要能以iter的形式获取dataset中的数据，需要采样器sampler，这里介绍SequentialSampler和RandomSampler。
首先来看Sampler，实现__iter__和__len__使得支持iter()和len()函数。

class Sampler(object):
    """Base class for all Samplers.

    Every Sampler subclass has to provide an __iter__ method, providing a way
    to iterate over indices of dataset elements, and a __len__ method that
    returns the length of the returned iterators.
    """

    def __init__(self, data_source):
        pass

    def __iter__(self):
        raise NotImplementedError

    def __len__(self):
        raise NotImplementedError

SequentialSampler为顺序采样，按照原顺序遍历数据集，采样返回数据集的下标（若数据集长度为3，则依次迭代返回0，1，2）。

class SequentialSampler(Sampler):
    """Samples elements sequentially, always in the same order.

    Arguments:
        data_source (Dataset): dataset to sample from
    """

    def __init__(self, data_source):
        self.num_samples = len(data_source)

    def __iter__(self):
        return iter(range(self.num_samples))

    def __len__(self):
        return self.num_samples

RandomSampler为随机采样，采样返回数据集的下标的随机排序（若数据集长度为3，则迭代返回可能为[（0，1，2），（0，2，1），（1，0，2），（1，2，0），（2，0，1），（2，1，0）]。

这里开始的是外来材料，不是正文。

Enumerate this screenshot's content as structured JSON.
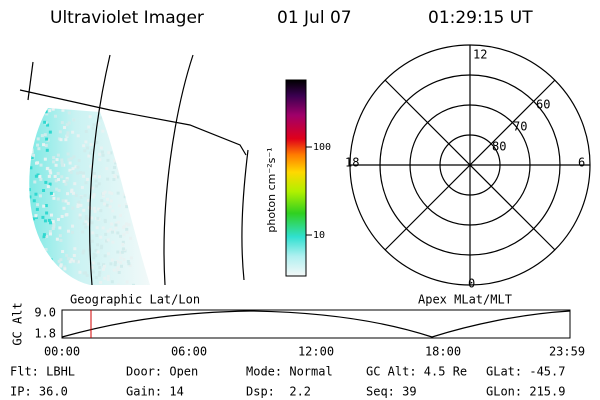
{
  "header": {
    "title": "Ultraviolet Imager",
    "date": "01 Jul 07",
    "time": "01:29:15 UT"
  },
  "colorbar": {
    "label": "photon cm⁻²s⁻¹",
    "ticks": [
      "100",
      "10"
    ]
  },
  "polar": {
    "mlt_labels": [
      "12",
      "18",
      "6",
      "0"
    ],
    "lat_labels": [
      "60",
      "70",
      "80"
    ]
  },
  "altitude_plot": {
    "axis_label": "GC Alt",
    "left_title": "Geographic Lat/Lon",
    "right_title": "Apex MLat/MLT",
    "y_labels": [
      "9.0",
      "1.8"
    ],
    "x_labels": [
      "00:00",
      "06:00",
      "12:00",
      "18:00",
      "23:59"
    ]
  },
  "status": {
    "rows": [
      [
        "Flt: LBHL",
        "Door: Open",
        "Mode: Normal",
        "GC Alt: 4.5 Re",
        "GLat: -45.7"
      ],
      [
        "IP: 36.0",
        "Gain: 14",
        "Dsp:  2.2",
        "Seq: 39",
        "GLon: 215.9"
      ]
    ]
  }
}
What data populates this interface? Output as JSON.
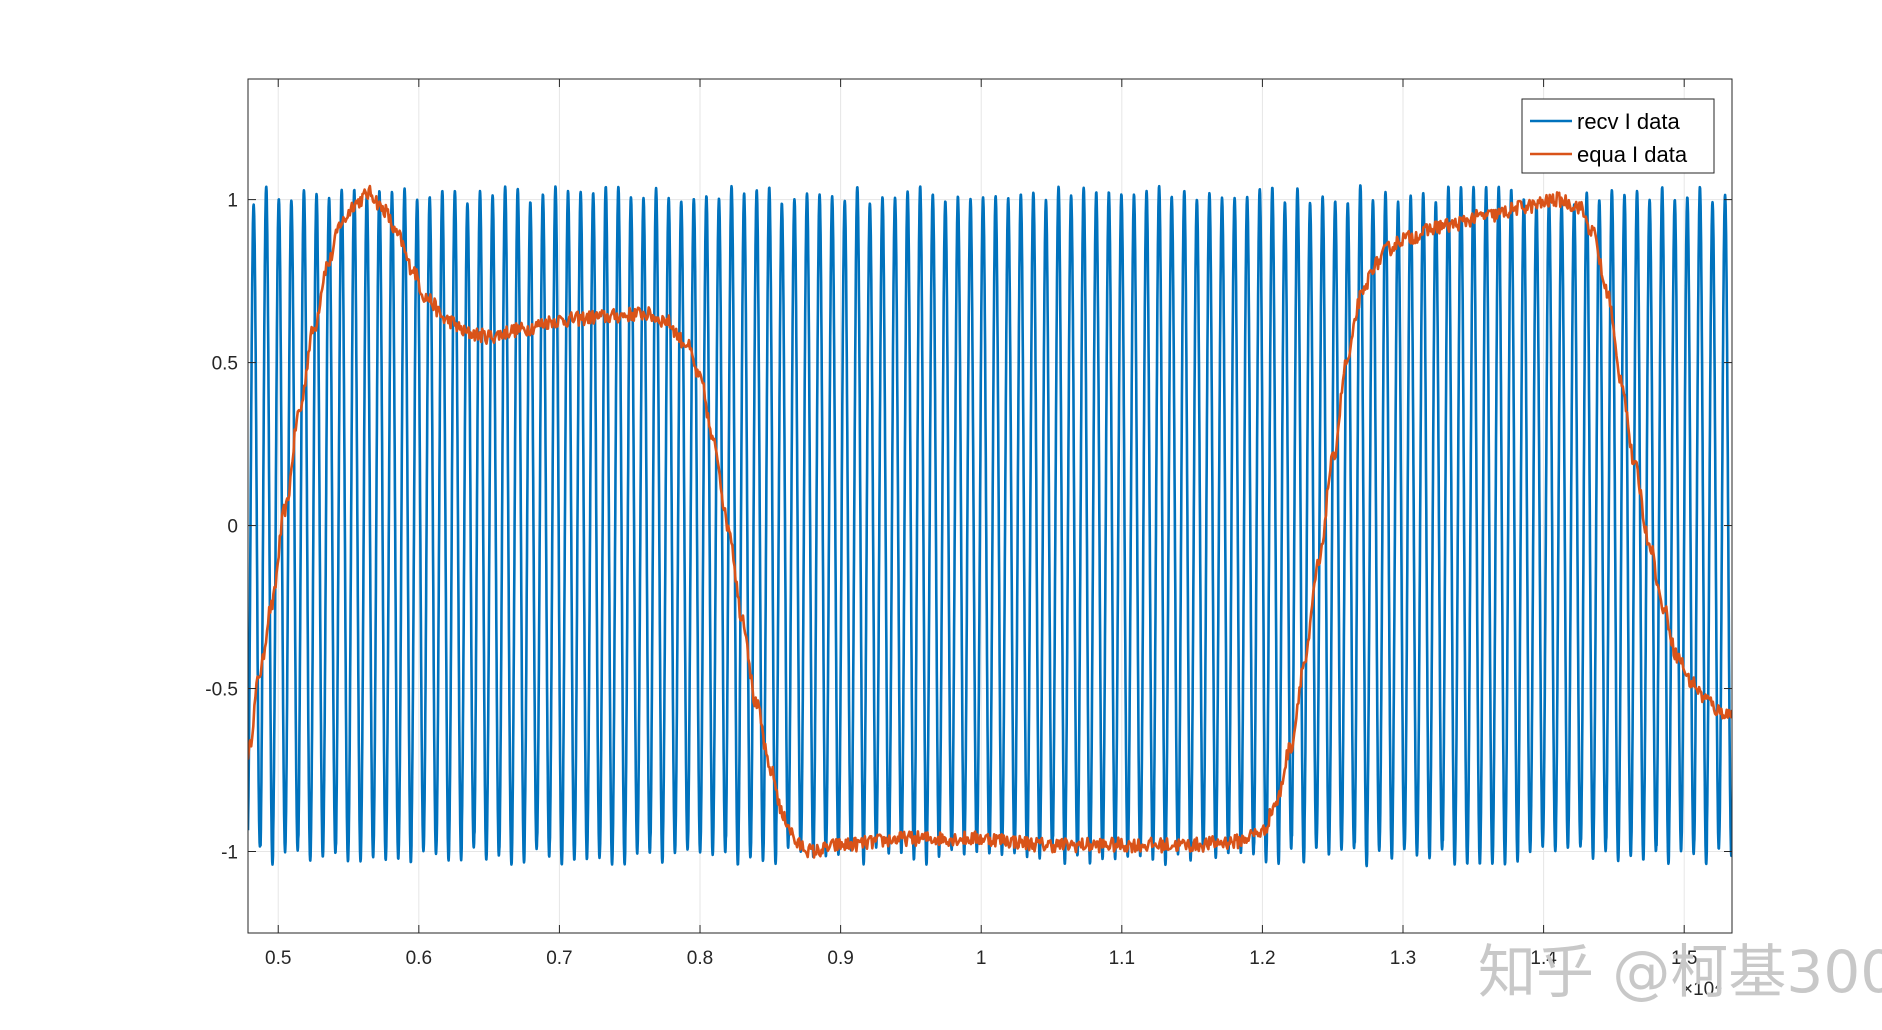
{
  "chart_data": {
    "type": "line",
    "title": "",
    "xlabel": "",
    "ylabel": "",
    "x_exponent_label": "×10⁴",
    "xlim": [
      0.4785,
      1.534
    ],
    "ylim": [
      -1.25,
      1.37
    ],
    "grid": true,
    "legend_position": "top-right",
    "x_ticks": [
      "0.5",
      "0.6",
      "0.7",
      "0.8",
      "0.9",
      "1",
      "1.1",
      "1.2",
      "1.3",
      "1.4",
      "1.5"
    ],
    "x_tick_values": [
      0.5,
      0.6,
      0.7,
      0.8,
      0.9,
      1.0,
      1.1,
      1.2,
      1.3,
      1.4,
      1.5
    ],
    "y_ticks": [
      "1",
      "0.5",
      "0",
      "-0.5",
      "-1"
    ],
    "y_tick_values": [
      1,
      0.5,
      0,
      -0.5,
      -1
    ],
    "series": [
      {
        "name": "recv I data",
        "color": "#0072BD",
        "kind": "oscillation",
        "amplitude": 1.0,
        "cycle_count": 118,
        "x_start": 0.4785,
        "x_end": 1.534
      },
      {
        "name": "equa I data",
        "color": "#D95319",
        "kind": "envelope",
        "x": [
          0.4785,
          0.487,
          0.495,
          0.505,
          0.515,
          0.525,
          0.535,
          0.545,
          0.555,
          0.565,
          0.575,
          0.585,
          0.595,
          0.605,
          0.62,
          0.635,
          0.65,
          0.67,
          0.7,
          0.73,
          0.76,
          0.775,
          0.79,
          0.8,
          0.81,
          0.82,
          0.83,
          0.84,
          0.85,
          0.86,
          0.87,
          0.88,
          0.9,
          0.95,
          1.0,
          1.05,
          1.1,
          1.15,
          1.18,
          1.2,
          1.21,
          1.22,
          1.23,
          1.24,
          1.25,
          1.26,
          1.27,
          1.28,
          1.29,
          1.3,
          1.33,
          1.36,
          1.39,
          1.41,
          1.425,
          1.435,
          1.445,
          1.455,
          1.465,
          1.475,
          1.485,
          1.495,
          1.505,
          1.515,
          1.525,
          1.534
        ],
        "y": [
          -0.7,
          -0.45,
          -0.25,
          0.05,
          0.35,
          0.6,
          0.8,
          0.93,
          0.99,
          1.02,
          0.97,
          0.89,
          0.79,
          0.7,
          0.63,
          0.59,
          0.58,
          0.6,
          0.63,
          0.64,
          0.65,
          0.63,
          0.56,
          0.45,
          0.25,
          0.0,
          -0.28,
          -0.55,
          -0.75,
          -0.9,
          -0.98,
          -1.0,
          -0.98,
          -0.96,
          -0.96,
          -0.98,
          -0.98,
          -0.98,
          -0.97,
          -0.94,
          -0.85,
          -0.68,
          -0.42,
          -0.12,
          0.2,
          0.5,
          0.7,
          0.8,
          0.85,
          0.88,
          0.92,
          0.95,
          0.98,
          1.0,
          0.98,
          0.9,
          0.72,
          0.45,
          0.18,
          -0.05,
          -0.25,
          -0.4,
          -0.48,
          -0.53,
          -0.57,
          -0.58
        ]
      }
    ]
  },
  "watermark": {
    "text": "知乎 @柯基300"
  }
}
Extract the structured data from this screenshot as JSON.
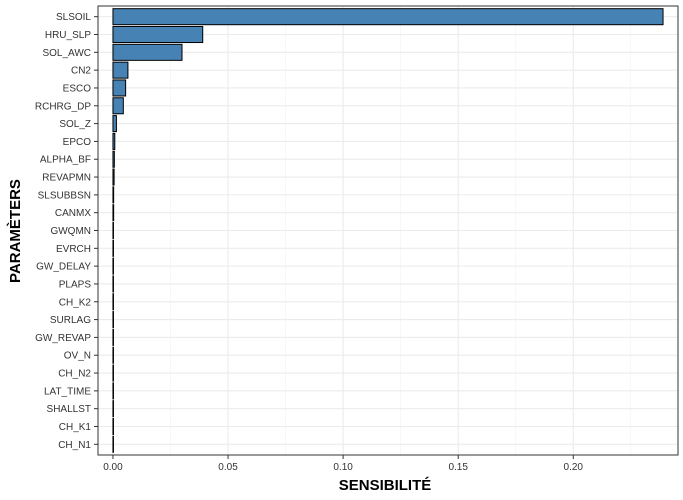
{
  "chart_data": {
    "type": "bar",
    "orientation": "horizontal",
    "title": "",
    "xlabel": "SENSIBILITÉ",
    "ylabel": "PARAMÈTERS",
    "xlim": [
      -0.0065,
      0.2455
    ],
    "x_ticks": [
      0.0,
      0.05,
      0.1,
      0.15,
      0.2
    ],
    "x_tick_labels": [
      "0.00",
      "0.05",
      "0.10",
      "0.15",
      "0.20"
    ],
    "grid": true,
    "legend": "none",
    "bar_color": "#4682B4",
    "bar_outline_color": "#000000",
    "categories": [
      "SLSOIL",
      "HRU_SLP",
      "SOL_AWC",
      "CN2",
      "ESCO",
      "RCHRG_DP",
      "SOL_Z",
      "EPCO",
      "ALPHA_BF",
      "REVAPMN",
      "SLSUBBSN",
      "CANMX",
      "GWQMN",
      "EVRCH",
      "GW_DELAY",
      "PLAPS",
      "CH_K2",
      "SURLAG",
      "GW_REVAP",
      "OV_N",
      "CH_N2",
      "LAT_TIME",
      "SHALLST",
      "CH_K1",
      "CH_N1"
    ],
    "values": [
      0.239,
      0.039,
      0.03,
      0.0065,
      0.0055,
      0.0045,
      0.0015,
      0.0008,
      0.0006,
      0.0005,
      0.0003,
      0.0003,
      0.0002,
      0.0002,
      0.0002,
      0.0002,
      0.0001,
      0.0001,
      0.0001,
      0.0001,
      0.0001,
      0.0001,
      0.0001,
      0.0001,
      0.0001
    ]
  }
}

class RandomSampler(Sampler):
    """Samples elements randomly, without replacement.

    Arguments:
        data_source (Dataset): dataset to sample from
    """

    def __init__(self, data_source):
        self.num_samples = len(data_source)

    def __iter__(self):
        return iter(torch.randperm(self.num_samples).long())
        # return iter(np.random.permutation(self.num_samples))

    def __len__(self):
        return self.num_samples

源代码中还有SubsetRandomSampler和WeightedRandomSampler，有兴趣的同学点这里link

DataLoader && DataLoaderIter

将dataset和sampler组合在一起，构成dataloader，为让其支持迭代操作，还需定义DataLoaderIter（在此省略多进程的部分）。

DataLoader

class DataLoader(object):
    """
    Data loader. Combines a dataset and a sampler, and provides
    single- or multi-process iterators over the dataset.

    Arguments:
        dataset (Dataset): dataset from which to load the data.
        batch_size (int, optional): how many samples per batch to load
            (default: 1).
        shuffle (bool, optional): set to ``True`` to have the data reshuffled
            at every epoch (default: False).
        sampler (Sampler, optional): defines the strategy to draw samples from
            the dataset. If specified, the ``shuffle`` argument is ignored.
        num_workers (int, optional): how many subprocesses to use for data
            loading. 0 means that the data will be loaded in the main process
            (default: 0)
        collate_fn (callable, optional)
        pin_memory (bool, optional)
        drop_last (bool, optional): set to ``True`` to drop the last incomplete batch,
            if the dataset size is not divisible by the batch size. If False and
            the size of dataset is not divisible by the batch size, then the last batch
            will be smaller. (default: False)
    """

    def __init__(self, dataset, batch_size=1, shuffle=False, sampler=None, num_workers=0,
                 collate_fn=default_collate, pin_memory=False, drop_last=False):
        self.dataset = dataset
        self.batch_size = batch_size
        self.num_workers = num_workers
        self.collate_fn = collate_fn
        self.pin_memory = pin_memory
        self.drop_last = drop_last

        if sampler is not None:
            self.sampler = sampler
        elif shuffle:
            self.sampler = RandomSampler(dataset)
        elif not shuffle:
            self.sampler = SequentialSampler(dataset)

    def __iter__(self):
        return DataLoaderIter(self)

    def __len__(self):
        if self.drop_last:
            return len(self.sampler) /// self.batch_size
        else:
            return (len(self.sampler) + self.batch_size - 1) /// self.batch_size

DataLoaderIter

class DataLoaderIter(object):
    """Iterates once over the DataLoader's dataset, as specified by the sampler"""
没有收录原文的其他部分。